Paper
Wednesday, July 11, 2007
A Pilot Trial of a Home-Based Peer Support Program to Aid Recovery Post Coronary Artery Bypass Graft Surgery
Monica J. E. Parry, RN, PhD(c), ACNP, CCN(C)1, Judy Watt-Watson, RN, PhD1, Ellen D. Hodnett, RN, PhD1, Joan E. Tranmer, RN, PhD2, Cindy-Lee Dennis, RN, PhD1, and Dina Brooks, PhD, MSc, BScPT3. (1) Faculty of Nursing, University of Toronto, Toronto, ON, Canada, (2) School of Nursing, Queen's Univeristy, Kingston, ON, Canada, (3) Department of Physical Therapy, University of Toronto, Toronto, ON, Canada
| Learning Objective #1: describe the early recovery experience of men and women following coronary artery bypass graft surgery. |
| Learning Objective #2: use the evidence presented in this pilot trial to plan a larger multi-centre trial with international colleagues. |
Coronary artery bypass graft surgery (CABG) is performed more frequently on individuals who are older and sicker than in previous years. Increased patient acuity and reduced hospital length of stays leave individuals ill prepared for their recovery following discharge. Individuals experience pain, functional impairment and depressive symptoms; which predispose them to adverse events and impaired HRQOL. Moreover, regionalization of services presents challenges to postoperative follow-up care in large geographical regions, where distance and geography restrict access to the specialized services offered by cardiac centres. A home-based peer support program may improve recovery outcomes for individuals following CABG surgery. Peer support has been shown to be an effective intervention for a variety of populations with beneficial effects across a wide spectrum of health outcomes. Despite the positive health outcomes in other patient populations, valid studies examining the impact of telephone-based peer support to individuals after hospital discharge from CABG surgery were not found.

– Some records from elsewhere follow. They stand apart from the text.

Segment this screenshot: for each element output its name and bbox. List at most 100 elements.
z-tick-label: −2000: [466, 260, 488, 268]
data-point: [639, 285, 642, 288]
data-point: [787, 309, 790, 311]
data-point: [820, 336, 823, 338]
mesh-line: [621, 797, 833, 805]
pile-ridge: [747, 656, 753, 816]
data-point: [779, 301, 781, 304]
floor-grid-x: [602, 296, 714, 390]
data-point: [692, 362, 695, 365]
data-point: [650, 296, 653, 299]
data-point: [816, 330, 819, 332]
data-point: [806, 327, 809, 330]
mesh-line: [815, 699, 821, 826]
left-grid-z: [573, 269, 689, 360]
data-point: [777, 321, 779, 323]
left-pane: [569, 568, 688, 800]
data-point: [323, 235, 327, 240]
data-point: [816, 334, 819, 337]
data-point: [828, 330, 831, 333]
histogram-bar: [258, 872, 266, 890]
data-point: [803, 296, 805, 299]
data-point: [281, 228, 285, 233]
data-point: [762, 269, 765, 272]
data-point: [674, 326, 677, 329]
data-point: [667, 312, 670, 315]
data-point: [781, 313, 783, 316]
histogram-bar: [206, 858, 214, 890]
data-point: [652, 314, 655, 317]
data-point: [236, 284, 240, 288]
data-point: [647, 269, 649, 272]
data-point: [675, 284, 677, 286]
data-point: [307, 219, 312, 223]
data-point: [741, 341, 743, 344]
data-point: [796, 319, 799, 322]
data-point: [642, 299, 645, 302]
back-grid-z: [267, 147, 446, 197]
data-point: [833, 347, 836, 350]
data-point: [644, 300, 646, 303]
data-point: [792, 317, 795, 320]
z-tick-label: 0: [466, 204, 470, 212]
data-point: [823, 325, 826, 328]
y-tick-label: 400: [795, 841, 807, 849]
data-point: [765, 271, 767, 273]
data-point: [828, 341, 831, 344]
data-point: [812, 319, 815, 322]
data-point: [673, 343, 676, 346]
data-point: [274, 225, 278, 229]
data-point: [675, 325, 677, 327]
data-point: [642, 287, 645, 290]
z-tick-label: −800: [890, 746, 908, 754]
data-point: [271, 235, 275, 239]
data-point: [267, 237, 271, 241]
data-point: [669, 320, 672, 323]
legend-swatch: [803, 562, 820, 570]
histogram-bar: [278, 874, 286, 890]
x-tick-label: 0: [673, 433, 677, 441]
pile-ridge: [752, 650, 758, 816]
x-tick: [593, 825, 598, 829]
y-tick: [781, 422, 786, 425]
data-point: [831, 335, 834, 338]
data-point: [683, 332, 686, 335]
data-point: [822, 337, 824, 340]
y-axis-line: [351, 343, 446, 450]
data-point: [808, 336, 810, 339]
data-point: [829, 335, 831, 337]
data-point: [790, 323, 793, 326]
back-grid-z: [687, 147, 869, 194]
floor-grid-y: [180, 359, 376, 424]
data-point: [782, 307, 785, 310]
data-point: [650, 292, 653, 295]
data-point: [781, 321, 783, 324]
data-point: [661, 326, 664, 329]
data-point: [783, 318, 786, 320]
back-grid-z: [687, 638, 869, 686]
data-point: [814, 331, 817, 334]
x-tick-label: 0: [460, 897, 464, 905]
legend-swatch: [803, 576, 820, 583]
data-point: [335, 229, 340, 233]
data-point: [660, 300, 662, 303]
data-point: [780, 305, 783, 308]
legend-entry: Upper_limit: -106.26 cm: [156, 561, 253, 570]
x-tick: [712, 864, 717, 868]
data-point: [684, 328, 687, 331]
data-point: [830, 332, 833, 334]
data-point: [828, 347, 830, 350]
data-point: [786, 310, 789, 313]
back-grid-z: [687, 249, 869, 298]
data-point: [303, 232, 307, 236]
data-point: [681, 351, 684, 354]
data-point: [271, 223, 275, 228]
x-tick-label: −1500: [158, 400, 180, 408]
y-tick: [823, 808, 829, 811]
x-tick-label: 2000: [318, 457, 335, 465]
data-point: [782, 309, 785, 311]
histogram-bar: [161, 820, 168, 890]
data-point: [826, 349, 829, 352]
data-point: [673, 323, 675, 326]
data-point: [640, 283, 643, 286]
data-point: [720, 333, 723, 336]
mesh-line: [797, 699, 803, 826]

A pre-post test RCT design with stratification for sex enrolled 100 men and women undergoing first-time non-emergency CABG surgery at a single site in Ontario, Canada. Participants were randomized to either a usual care or an intervention group. Participants in the intervention group received individualized education and support via telephone, throughout the 8-week recovery period, by peers who possessed knowledge derived from the shared experience of having CABG surgery. All outcome data was collected 9-weeks following discharge. The primary endpoint for the trial was HRQOL [SF-36v2TM (acute form)]. Secondary outcomes included pain and related interference with activities, function and depressive symptoms. The evidence obtained from this pilot trial are pivotal to foster transdisciplinary opportunities for international collaboration in planning a larger multi-centre trial, with a focus on improving care and promoting health for the postoperative cardiac surgery population.